While the low metrics for deaths in the region demonstrate the efficacy of vaccines (fully vaccinated individuals make up less than 1% of the state’s total infections), Sehgal says that a sizable increase in infection across an area is still cause for concern, given that a little less than half of Virginia’s population is fully vaccinated.

“One of the things that vaccines did was they decoupled infections from hospitalizations,” Sehgal says, while pointing out that it is possible for fully vaccinated individuals, in rare occasions, to get seriously ill from the virus. “Half of the state, essentially, is still subject to serious illness, hospitalization and ultimately death from infection, and so what [that decoupling] means is it’s taken [the vaccinated] half of the population out of the equation. But there’s still a serious risk of the other half.”

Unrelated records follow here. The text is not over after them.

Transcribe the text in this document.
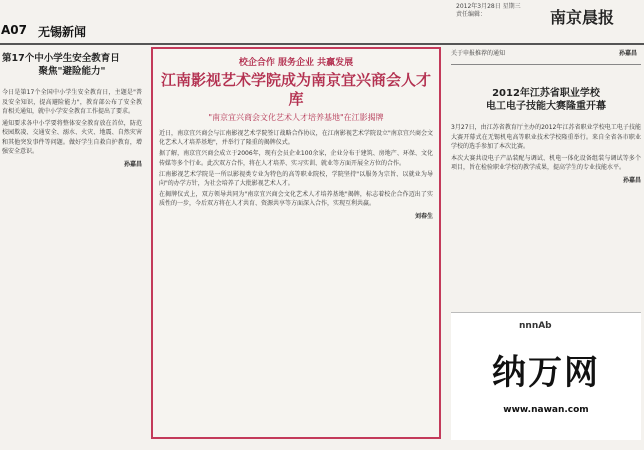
A07 无锡新闻
2012年3月28日 星期三
责任编辑：	南京晨报

第17个中小学生安全教育日

聚焦"避险能力"

今日是第17个全国中小学生安全教育日，主题是"普及安全知识，提高避险能力"，教育部公布了安全教育相关通知，就中小学安全教育工作提出了要求。

通知要求各中小学要将整体安全教育放在首位，防范校园欺凌、交通安全、溺水、火灾、地震、自然灾害和其他突发事件等问题。做好学生自救自护教育，增强安全意识。

孙嘉昌
校企合作 服务企业 共赢发展
江南影视艺术学院成为南京宜兴商会人才库
"南京宜兴商会文化艺术人才培养基地"在江影揭牌

近日，南京宜兴商会与江南影视艺术学院签订战略合作协议，在江南影视艺术学院设立"南京宜兴商会文化艺术人才培养基地"，并举行了隆重的揭牌仪式。

据了解，南京宜兴商会成立于2006年，现有会员企业100余家，企业分布于建筑、房地产、环保、文化传媒等多个行业。此次双方合作，将在人才培养、实习实训、就业等方面开展全方位的合作。

江南影视艺术学院是一所以影视类专业为特色的高等职业院校，学院坚持"以服务为宗旨、以就业为导向"的办学方针，为社会培养了大批影视艺术人才。

在揭牌仪式上，双方领导共同为"南京宜兴商会文化艺术人才培养基地"揭牌，标志着校企合作迈出了实质性的一步，今后双方将在人才共育、资源共享等方面深入合作，实现互利共赢。

刘春生
关于申报推荐的通知	孙嘉昌

2012年江苏省职业学校

电工电子技能大赛隆重开幕

3月27日，由江苏省教育厅主办的2012年江苏省职业学校电工电子技能大赛开幕式在无锡机电高等职业技术学校隆重举行。来自全省各市职业学校的选手参加了本次比赛。

本次大赛共设电子产品装配与调试、机电一体化设备组装与调试等多个项目，旨在检验职业学校的教学成果，提高学生的专业技能水平。

孙嘉昌
nnnAb
纳万网
www.nawan.com
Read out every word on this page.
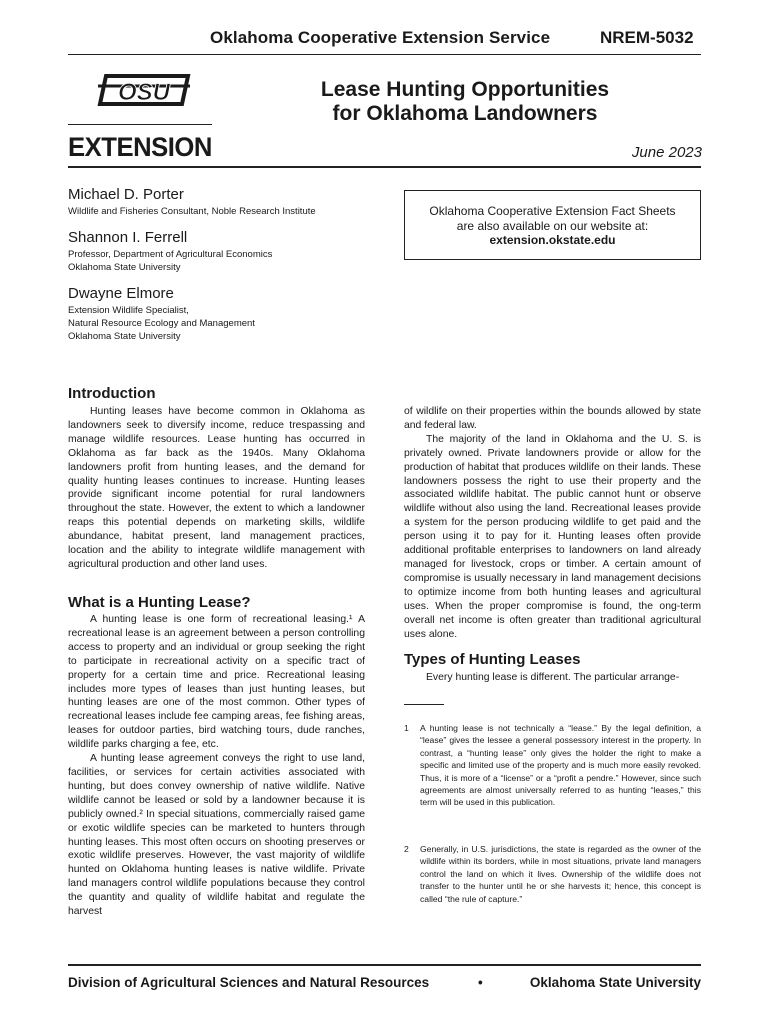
Oklahoma Cooperative Extension Service	NREM-5032
OSU
EXTENSION
Lease Hunting Opportunities
for Oklahoma Landowners
June 2023
Michael D. Porter
Wildlife and Fisheries Consultant, Noble Research Institute
Shannon I. Ferrell
Professor, Department of Agricultural Economics
Oklahoma State University
Dwayne Elmore
Extension Wildlife Specialist,
Natural Resource Ecology and Management
Oklahoma State University
Oklahoma Cooperative Extension Fact Sheets
are also available on our website at:
extension.okstate.edu
Introduction

Hunting leases have become common in Oklahoma as landowners seek to diversify income, reduce trespassing and manage wildlife resources. Lease hunting has occurred in Oklahoma as far back as the 1940s. Many Oklahoma landowners profit from hunting leases, and the demand for quality hunting leases continues to increase. Hunting leases provide significant income potential for rural landowners throughout the state. However, the extent to which a landowner reaps this potential depends on marketing skills, wildlife abundance, habitat present, land management practices, location and the ability to integrate wildlife management with agricultural production and other land uses.

What is a Hunting Lease?

A hunting lease is one form of recreational leasing.¹ A recreational lease is an agreement between a person controlling access to property and an individual or group seeking the right to participate in recreational activity on a specific tract of property for a certain time and price. Recreational leasing includes more types of leases than just hunting leases, but hunting leases are one of the most common. Other types of recreational leases include fee camping areas, fee fishing areas, leases for outdoor parties, bird watching tours, dude ranches, wildlife parks charging a fee, etc.

A hunting lease agreement conveys the right to use land, facilities, or services for certain activities associated with hunting, but does convey ownership of native wildlife. Native wildlife cannot be leased or sold by a landowner because it is publicly owned.² In special situations, commercially raised game or exotic wildlife species can be marketed to hunters through hunting leases. This most often occurs on shooting preserves or exotic wildlife preserves. However, the vast majority of wildlife hunted on Oklahoma hunting leases is native wildlife. Private land managers control wildlife populations because they control the quantity and quality of wildlife habitat and regulate the harvest

of wildlife on their properties within the bounds allowed by state and federal law.

The majority of the land in Oklahoma and the U. S. is privately owned. Private landowners provide or allow for the production of habitat that produces wildlife on their lands. These landowners possess the right to use their property and the associated wildlife habitat. The public cannot hunt or observe wildlife without also using the land. Recreational leases provide a system for the person producing wildlife to get paid and the person using it to pay for it. Hunting leases often provide additional profitable enterprises to landowners on land already managed for livestock, crops or timber. A certain amount of compromise is usually necessary in land management decisions to optimize income from both hunting leases and agricultural uses. When the proper compromise is found, the ong-term overall net income is often greater than traditional agricultural uses alone.

Types of Hunting Leases

Every hunting lease is different. The particular arrange-

1 A hunting lease is not technically a “lease.” By the legal definition, a “lease” gives the lessee a general possessory interest in the property. In contrast, a “hunting lease” only gives the holder the right to make a specific and limited use of the property and is much more easily revoked. Thus, it is more of a “license” or a “profit a pendre.” However, since such agreements are almost universally referred to as hunting “leases,” this term will be used in this publication.
2 Generally, in U.S. jurisdictions, the state is regarded as the owner of the wildlife within its borders, while in most situations, private land managers control the land on which it lives. Ownership of the wildlife does not transfer to the hunter until he or she harvests it; hence, this concept is called “the rule of capture.”
Division of Agricultural Sciences and Natural Resources	•	Oklahoma State University
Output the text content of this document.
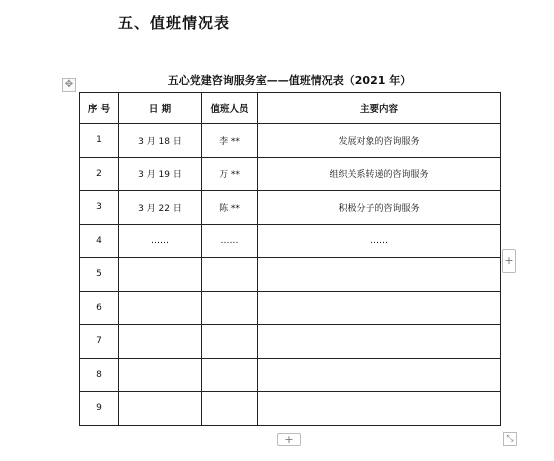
五、值班情况表
✥	五心党建咨询服务室——值班情况表（2021 年）
序 号	日 期	值班人员	主要内容
1	3 月 18 日	李 **	发展对象的咨询服务
2	3 月 19 日	万 **	组织关系转递的咨询服务
3	3 月 22 日	陈 **	积极分子的咨询服务
4	……	……	……
5			
6			
7			
8			
9			
+
+	⤡
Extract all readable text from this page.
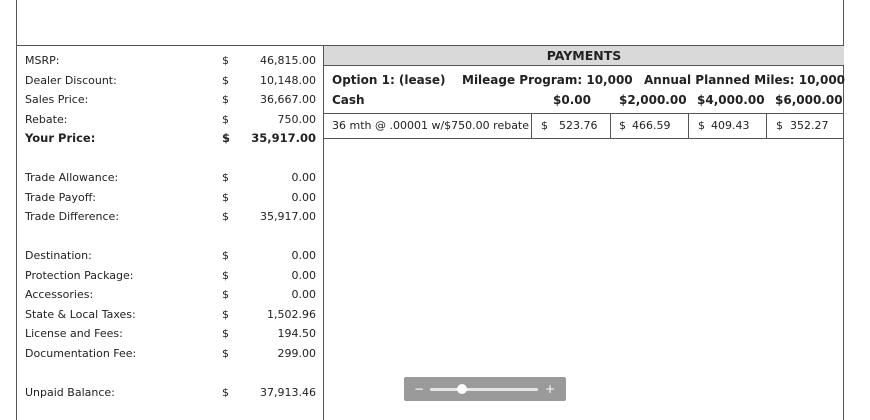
MSRP:	$	46,815.00
Dealer Discount:	$	10,148.00
Sales Price:	$	36,667.00
Rebate:	$	750.00
Your Price:	$ 35,917.00
Trade Allowance:	$	0.00
Trade Payoff:	$	0.00
Trade Difference:	$	35,917.00
Destination:	$	0.00
Protection Package:	$	0.00
Accessories:	$	0.00
State & Local Taxes:	$	1,502.96
License and Fees:	$	194.50
Documentation Fee:	$	299.00
Unpaid Balance:	$	37,913.46
PAYMENTS
Option 1: (lease) Mileage Program: 10,000 Annual Planned Miles: 10,000
Cash	$0.00 $2,000.00 $4,000.00 $6,000.00
36 mth @ .00001 w/$750.00 rebate $ 523.76 $ 466.59	$ 409.43 $ 352.27
−	+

In Maryland, the D.C. suburbs of Prince George’s and Montgomery counties moved into the substantial spread zone over the past week. Maryland, like D.C. and Virginia, has fully vaccinated about 54% of the total population,

In Prince George’s County, the daily case rate per 100,000 residents is now over 11, a sharp increase from June, when that metric was nearly 1. The county is now in the substantial transmission zone, per the CDC. Montgomery County has seen a similar increase, reporting an average daily case rate of 8 as of Aug. 4, compared to 0.5 in June. While the county has not officially moved into the CDC’s measure for substantial spread, the jurisdiction’s own more recent data reflects substantial transmission of the virus in the community. Both Montgomery County and Prince George’s County moved to reinstate an indoor mask mandate for all residents on Thursday.

“With our highly-vaccinated population, these kinds of precautions can, hopefully, make a difference and keep us from falling into a place that we really do not want to be in,” Montgomery County Executive Marc Elrich said during a media briefing Wednesday, referring to a forthcoming mask mandate. (Currently, Montgomery County boasts a vaccination rate above the statewide rate, with 71% of the county fully vaccinated, according to the CDC.)

While Sehgal says it’s unlikely that either Maryland or Virginia would reinstate a statewide mask mandate, he says that masking, in addition to vaccines, is necessary to stop the virus – especially the more-transmissible delta variant — from rapidly spreading, resulting in more hospitalizations and deaths. (During a press conference Thursday afternoon, Maryland Gov. Larry Hogan confirmed that he will not impose a new statewide mask mandate, but both he and Virginia Gov. Ralph Northam handed down vaccine requirements for some state employees – with exceptions – on Thursday.)

“We didn’t stop wearing seatbelts when cars got airbags,” Sehgal says. “Layered prevention works, and no one barrier is foolproof.”

This story has been updated to reflect Montgomery County’s vaccination rate using CDC data, and to reflect that Prince George’s and Montgomery counties reintroduced mask mandates.